También se puede soñar desde el otero con las peripecias de tantos otros aventureros, como el capitán francés Louis Martial, que exploraron cada uno lo que pudo hace dos y tres siglos. O, incluso, adivinar en la distancia la huella de las largas zancadas del malogrado Bruce Chatwin, en los recién pasados años ochenta, que lo llevaron a cruzar desde Ushuaia, allá abajo, hasta la estancia Harberton, primera en establecerse en territorio yamaná, a donde llegó maltrecho, sucio y exhausto debido a la labor destructiva que los castores, que aquí es especie invasora y exógena, someten a los bosques de lengas y de ñires, haciendo desaparecer caminos, sendas y trochas, alterando cursos de agua y borreguiles.
Sin embargo, el recuerdo de los avatares pasados en estas tierras aún medianamente salvajes queda definitivamente convertido en añoranza cuando sobre la misma cumbre del Cerro del Guanaco suena alarmante mi teléfono y recibo una llamada de España, concretamente desde Murcia. ¡Hay cobertura de móvil!
Así que después del esfuerzo concluyo que algunos o muchos horrores y ventajas de la civilización han llegado al Fin del Mundo, etiqueta turística omnipresente en Tierra del Fuego y, sobre todo, en Ushuaia.
Estos días, hordas de veinteañeros israelíes abarrotan los Hostels de la ciudad (70.000 habitantes) más austral del mundo.
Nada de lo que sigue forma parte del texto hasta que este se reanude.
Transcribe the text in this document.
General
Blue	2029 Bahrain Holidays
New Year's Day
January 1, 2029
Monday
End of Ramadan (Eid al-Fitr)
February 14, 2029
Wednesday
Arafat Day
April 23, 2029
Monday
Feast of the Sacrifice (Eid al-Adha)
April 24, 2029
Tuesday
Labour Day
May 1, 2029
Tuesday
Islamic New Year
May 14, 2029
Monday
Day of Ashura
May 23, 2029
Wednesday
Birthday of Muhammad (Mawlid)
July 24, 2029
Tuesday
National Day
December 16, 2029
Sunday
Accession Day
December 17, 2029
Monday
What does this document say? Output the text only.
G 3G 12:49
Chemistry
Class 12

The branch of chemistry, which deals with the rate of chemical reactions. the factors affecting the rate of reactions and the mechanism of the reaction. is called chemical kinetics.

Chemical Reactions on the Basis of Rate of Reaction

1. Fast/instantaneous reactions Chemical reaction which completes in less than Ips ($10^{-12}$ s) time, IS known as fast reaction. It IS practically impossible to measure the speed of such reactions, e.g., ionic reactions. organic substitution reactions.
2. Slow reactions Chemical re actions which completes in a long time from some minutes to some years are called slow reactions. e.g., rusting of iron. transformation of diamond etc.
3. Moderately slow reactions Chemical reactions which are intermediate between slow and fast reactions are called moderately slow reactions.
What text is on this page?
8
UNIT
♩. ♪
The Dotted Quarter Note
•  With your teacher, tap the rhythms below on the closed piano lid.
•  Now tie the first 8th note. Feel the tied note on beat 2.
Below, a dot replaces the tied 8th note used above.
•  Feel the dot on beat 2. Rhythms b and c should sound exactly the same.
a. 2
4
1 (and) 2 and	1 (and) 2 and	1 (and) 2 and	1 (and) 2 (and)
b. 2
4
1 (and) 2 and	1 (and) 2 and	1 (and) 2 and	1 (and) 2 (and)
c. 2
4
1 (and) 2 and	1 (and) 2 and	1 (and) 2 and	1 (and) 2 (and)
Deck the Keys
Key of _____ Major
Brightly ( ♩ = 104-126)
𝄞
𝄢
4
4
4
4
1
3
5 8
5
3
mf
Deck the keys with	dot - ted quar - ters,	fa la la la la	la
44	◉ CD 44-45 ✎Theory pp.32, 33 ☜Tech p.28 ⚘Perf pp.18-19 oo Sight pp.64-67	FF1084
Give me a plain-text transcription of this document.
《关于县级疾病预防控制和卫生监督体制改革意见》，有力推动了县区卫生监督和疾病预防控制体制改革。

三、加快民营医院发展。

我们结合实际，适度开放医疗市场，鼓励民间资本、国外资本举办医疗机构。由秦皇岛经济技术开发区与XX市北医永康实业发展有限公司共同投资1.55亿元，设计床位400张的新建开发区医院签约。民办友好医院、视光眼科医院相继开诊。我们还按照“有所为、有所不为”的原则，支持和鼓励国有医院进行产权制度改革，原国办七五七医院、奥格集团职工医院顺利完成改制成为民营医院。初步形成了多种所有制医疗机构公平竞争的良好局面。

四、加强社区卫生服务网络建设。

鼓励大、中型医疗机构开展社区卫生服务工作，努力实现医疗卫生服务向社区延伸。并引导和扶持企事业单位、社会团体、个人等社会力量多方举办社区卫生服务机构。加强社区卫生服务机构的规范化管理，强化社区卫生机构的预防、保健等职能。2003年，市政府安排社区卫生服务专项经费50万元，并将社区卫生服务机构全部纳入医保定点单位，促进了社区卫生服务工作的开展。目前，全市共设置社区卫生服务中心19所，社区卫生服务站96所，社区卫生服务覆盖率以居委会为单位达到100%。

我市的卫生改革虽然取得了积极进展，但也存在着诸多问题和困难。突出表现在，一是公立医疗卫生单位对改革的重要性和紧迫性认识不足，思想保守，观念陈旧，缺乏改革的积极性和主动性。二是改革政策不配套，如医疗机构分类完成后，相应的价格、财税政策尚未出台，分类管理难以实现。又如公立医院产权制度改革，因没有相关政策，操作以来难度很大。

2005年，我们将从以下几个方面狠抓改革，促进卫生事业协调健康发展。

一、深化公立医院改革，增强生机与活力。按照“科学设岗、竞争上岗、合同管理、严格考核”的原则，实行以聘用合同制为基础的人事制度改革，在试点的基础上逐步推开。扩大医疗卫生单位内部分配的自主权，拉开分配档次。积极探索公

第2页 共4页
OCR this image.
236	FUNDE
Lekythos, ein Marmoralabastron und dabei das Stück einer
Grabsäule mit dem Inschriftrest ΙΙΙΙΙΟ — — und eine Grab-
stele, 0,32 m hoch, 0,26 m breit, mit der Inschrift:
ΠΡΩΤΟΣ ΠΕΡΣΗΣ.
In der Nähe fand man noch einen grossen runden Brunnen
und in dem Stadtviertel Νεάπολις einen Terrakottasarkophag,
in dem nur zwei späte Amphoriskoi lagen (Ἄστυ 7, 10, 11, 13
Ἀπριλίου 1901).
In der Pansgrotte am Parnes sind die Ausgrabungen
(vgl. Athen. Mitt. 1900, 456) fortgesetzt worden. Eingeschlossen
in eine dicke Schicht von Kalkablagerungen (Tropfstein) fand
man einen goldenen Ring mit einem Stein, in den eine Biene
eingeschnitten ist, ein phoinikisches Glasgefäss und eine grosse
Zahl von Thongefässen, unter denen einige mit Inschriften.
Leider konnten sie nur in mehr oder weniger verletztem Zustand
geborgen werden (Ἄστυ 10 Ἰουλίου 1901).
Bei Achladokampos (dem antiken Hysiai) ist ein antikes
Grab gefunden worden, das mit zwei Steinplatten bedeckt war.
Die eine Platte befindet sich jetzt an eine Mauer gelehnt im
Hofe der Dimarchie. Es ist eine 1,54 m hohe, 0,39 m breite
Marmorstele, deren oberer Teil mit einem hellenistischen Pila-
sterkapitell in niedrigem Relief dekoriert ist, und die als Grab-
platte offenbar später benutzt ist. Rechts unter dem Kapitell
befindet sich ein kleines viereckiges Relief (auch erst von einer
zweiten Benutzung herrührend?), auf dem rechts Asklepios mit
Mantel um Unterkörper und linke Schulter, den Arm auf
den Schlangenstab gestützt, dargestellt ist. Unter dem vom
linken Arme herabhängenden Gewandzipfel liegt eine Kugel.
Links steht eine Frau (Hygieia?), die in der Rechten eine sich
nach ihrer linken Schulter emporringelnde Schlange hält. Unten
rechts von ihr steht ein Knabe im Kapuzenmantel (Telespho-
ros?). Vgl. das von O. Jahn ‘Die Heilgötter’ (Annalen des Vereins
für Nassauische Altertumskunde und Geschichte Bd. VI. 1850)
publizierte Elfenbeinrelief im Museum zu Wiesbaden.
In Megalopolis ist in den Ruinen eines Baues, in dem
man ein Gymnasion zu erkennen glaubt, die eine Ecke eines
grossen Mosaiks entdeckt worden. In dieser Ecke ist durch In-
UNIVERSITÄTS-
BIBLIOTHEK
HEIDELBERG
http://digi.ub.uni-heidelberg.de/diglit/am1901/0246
Celebran viajando el haber salido físicamente indemnes de un servicio militar de tres años para ellos y dos para ellas. A bastantes se les nota en su mirada joven que han podido ver la muerte de cerca. Quizá por eso quieren ahora contemplar el fin del mundo.
Algunos incluso cruzan el Beagle para ir a Puerto William (2.000 habitantes), base militar en la chilena isla de Navarino que es el pueblo más al sur del globo. Llegan los cachorros de la estrella de David fascinados por la latitud y por no se sabe muy bien qué más, mientras otros visitantes de cualquier parte aprovechan el verano austral, porque el invierno es supuestamente congelante. Cosa no del todo cierta, pues el mar ejerce su influencia moderadora en el clima.
El caso es que ya, a estas alturas del siglo XXI, ha quedado poco espacio para los aventureros de los de antes en esta isla definitivamente conquistada por el turismo selectivo, que no de masas, desde que se abriera para todos el paso Garibaldi.
Aquí parece suficiente con estar donde se está. Porque la hazaña mítica de los marinos de hace dos y tres siglos -o sea doblar el Cabo de Hornos, aquella odisea que daba el derecho de colgarse un arete de la oreja a quienes la completaran con bien- no se puede hacer por libre desde Ushuaia, ni desde ninguna otra parte, salvo que uno tenga barco propio o posibles para fletar uno.
Hay que ser muy turista ahora para doblar el Cabo de Hornos: embarcarse en un caro crucero de tres días a 1.200 dólares de vellón por persona si se va en pareja -si uno va solo y no consigue acompañante son 2.000- que va de esta ciudad argentina a la chilena Punta Arenas. O viceversa. Es la única oportunidad para viajeros independientes o turistas al uso que quieran obtener la regalía marina de perforarse un lóbulo y lucir un arete. Lo que los desarraigados del mundo hacían antaño por obligación, para ganarse la vida o huyendo de la justicia europea, ahora solamente lo puede hacer los turistas ricos. Sic transit gloria mundi.
Una precisión. En El Chaltén cae en mis manos una vieja edición de In Patagonia, de Bruce Chatwin. Releo algún pasaje y caigo en la cuenta de que el trayecto a que me refieron lo hizo Chatwin entre Hacienda Harberton y la granja Viamonte, no entre Ushuaia y Harberton. Me falló la memoria. Uno no puede viajar con la biblioteca a cuestas.
Qué buena aventura, José Luis; está cargada de aires de leyenda, de novelas de Verne y de la mejor fantasía infantil; envidia verde y cochina. Gracias por el relato.